7 Dec. 14043「ラブレター」
7 Dec. 43 -嵐ヶ丘-
嵐ヶ丘に建つボクの家は、飾りっ気のない二階建ての一軒家だ。
バイクはいつも一階の作業スペースにいて、二階のボクの部屋へ上がってきたことはない。
今日は「どうしても二階に上がりたい」と言うので、ボクの部屋に招待した。
「そうだろうと思っていましたが……やっぱり物が多いですね」
「いいじゃない」
「これからマイプラ濃度が上がりますから、風の無いうちに外が見たいです」
今日はマイプラ警報が出ている。
窓を開けて、二人で外を眺める。
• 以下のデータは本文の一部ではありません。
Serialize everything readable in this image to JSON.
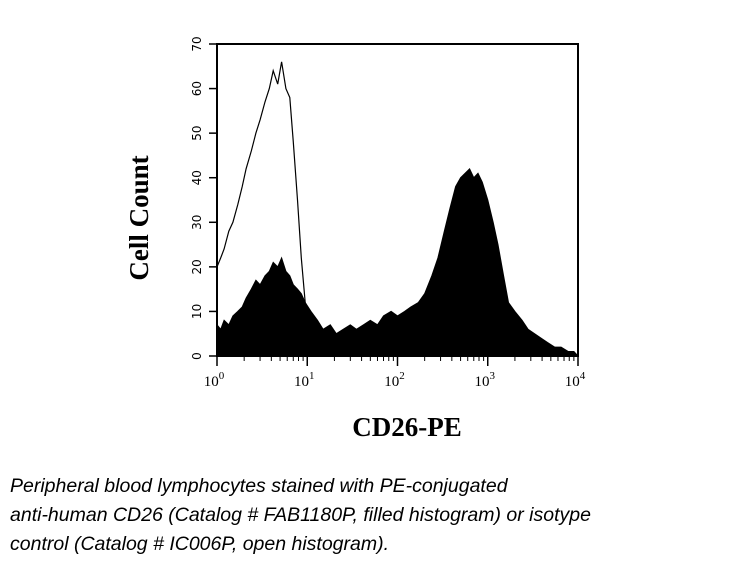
{
  "caption": {
    "lines": [
      "Peripheral blood lymphocytes stained with PE-conjugated",
      "anti-human CD26 (Catalog # FAB1180P, filled histogram) or isotype",
      "control (Catalog # IC006P, open histogram)."
    ]
  },
  "chart_data": {
    "type": "area",
    "xlabel": "CD26-PE",
    "ylabel": "Cell Count",
    "x_scale": "log",
    "xlim": [
      1,
      10000
    ],
    "ylim": [
      0,
      70
    ],
    "y_ticks": [
      "0",
      "10",
      "20",
      "30",
      "40",
      "50",
      "60",
      "70"
    ],
    "x_ticks": [
      {
        "base": "10",
        "exp": "0"
      },
      {
        "base": "10",
        "exp": "1"
      },
      {
        "base": "10",
        "exp": "2"
      },
      {
        "base": "10",
        "exp": "3"
      },
      {
        "base": "10",
        "exp": "4"
      }
    ],
    "grid": false,
    "legend": "none",
    "series": [
      {
        "style": "filled",
        "x": [
          1,
          1.1,
          1.2,
          1.35,
          1.5,
          1.7,
          1.9,
          2.1,
          2.4,
          2.7,
          3.0,
          3.4,
          3.8,
          4.2,
          4.7,
          5.2,
          5.8,
          6.4,
          7.0,
          7.8,
          8.6,
          9.5,
          11,
          13,
          15,
          18,
          21,
          25,
          30,
          35,
          42,
          50,
          60,
          70,
          85,
          100,
          120,
          140,
          170,
          200,
          240,
          280,
          330,
          380,
          440,
          500,
          560,
          630,
          700,
          780,
          870,
          1000,
          1150,
          1300,
          1500,
          1700,
          2000,
          2400,
          2800,
          3300,
          3900,
          4600,
          5500,
          6500,
          7800,
          9000,
          10000
        ],
        "y": [
          7,
          6,
          8,
          7,
          9,
          10,
          11,
          13,
          15,
          17,
          16,
          18,
          19,
          21,
          20,
          22,
          19,
          18,
          16,
          15,
          14,
          12,
          10,
          8,
          6,
          7,
          5,
          6,
          7,
          6,
          7,
          8,
          7,
          9,
          10,
          9,
          10,
          11,
          12,
          14,
          18,
          22,
          28,
          33,
          38,
          40,
          41,
          42,
          40,
          41,
          39,
          35,
          30,
          25,
          18,
          12,
          10,
          8,
          6,
          5,
          4,
          3,
          2,
          2,
          1,
          1,
          0
        ]
      },
      {
        "style": "open",
        "x": [
          1,
          1.1,
          1.2,
          1.35,
          1.5,
          1.7,
          1.9,
          2.1,
          2.4,
          2.7,
          3.0,
          3.4,
          3.8,
          4.2,
          4.7,
          5.2,
          5.8,
          6.4,
          7.0,
          7.8,
          8.6,
          9.5,
          11,
          13,
          15,
          18,
          21,
          25,
          30
        ],
        "y": [
          20,
          22,
          24,
          28,
          30,
          34,
          38,
          42,
          46,
          50,
          53,
          57,
          60,
          64,
          61,
          66,
          60,
          58,
          48,
          35,
          22,
          12,
          9,
          7,
          6,
          5,
          4,
          3,
          3
        ]
      }
    ]
  }
}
一階から見える景色とほぼ同じだとは思うけど。
「いえ…、ここの方が星空が広く見えます」
そう言って、バイクはじっと空を見つめる。
「ベテルギウスが明るいですね」
赤色巨星のベテルギウスは、不規則に脈動する変光星。十万年以内に超新星爆発すると予測されている。
とはいえ、今はそこまで明るくない。
「そうだね」
ボクは知っている。もう彼女は細かい光を正しく見ることができない。
整備のたびに様々な部品を組み替えてきたから、相性が良くない部品が増えてきた。
バイクに乗って空を駆けることはもう難しい。
代わりに、プロジェクトから新しくボードが支給された。これは砂の上をスノーボードで滑るように進んでいく。
「最後に同じ風景が見られて良かった」
バイクが呟く。
明日、彼女を骨董品店に引き取ってもらう。
嵐ヶ丘で厳しい環境に晒されるよりは、暖かいコロニーで店主に大事にしてもらった方が彼女にとって良い。
ボクとバイクで相談して決めたことだ。
しばらく二人で星を見ていた。
「私は四人姉妹の長女でした。自分で言うのもなんですが、真面目でしっかり者のお姉さんでした」
バイクが自分のことを話し出す。初めてのことだ。
「その性格がバイクメーカーに認められたのです。私は人格をコピーされ、スティンガーZに搭載されることになりました」
生きている人間の人格をコピーして、アンドロイドやマシンに搭載することは当たり前。ボクも同じだ。
「女の子の人格をこんなゴツいバイクに搭載するなんて、当時の担当者は何考えてたんでしょうね。でも、当時は割と人気だったんですよ。同じ型が数千台以上作られました」
「へえ」
「そんな仲間ももういません。千二百年たって、私が最後の一台だそうです」
「うん」
バイクは窓から離れて、ベッドの近くへ降りる。
ボクも椅子に腰掛ける。
「本当は手紙を書きたかったのですが、残念ながら私にそんな機能はありません。メモリに書き込んだ文章を読みます」
「きかせて」
バイクはこちらを向いて、居住まいを正す。
「あなたは、千年の暗闇から私を救い出してくれた。そして、バイクとしての仕事を全うさせてくれました。本当に感謝しています」
「こちらこそ、てつだってくれて、たすかったよ」
「手紙なんですから、読み終わるまで黙っててください」
「あ、ごめん」
彼女はふんすっとして、改めて頭の中の手紙の続きを読み上げる。
「あなたに連れて行ってもらったところは、どこも新鮮でした。出会った人たちも、みんな温かくて良い人ばかりでした」
ボクは黙って頷く。
「ダイヤモンドダストの赤い柱、緑色の泉、泉の底から見た青色。灰色の世界にも、こんなに美しい風景に出会えた。あなたと会って、私は本当に幸わせでした。あなたはいつも穏やかで、とても優しかった。私は何度も救われました……」
バイクが少し沈黙する。
「大好きです」
「ありがとう」
あ、喋っちゃった。
ボクが口を押さえると、バイクは笑う。
「そんなあなたが、また孤独になることが辛いです」
「だいじょうぶだよ」
バイクは外を見る。
「風が吹いてきましたね」
窓を閉めると、部屋の空気が止まる。
代わりに窓に砂が当たる音が響き始めた。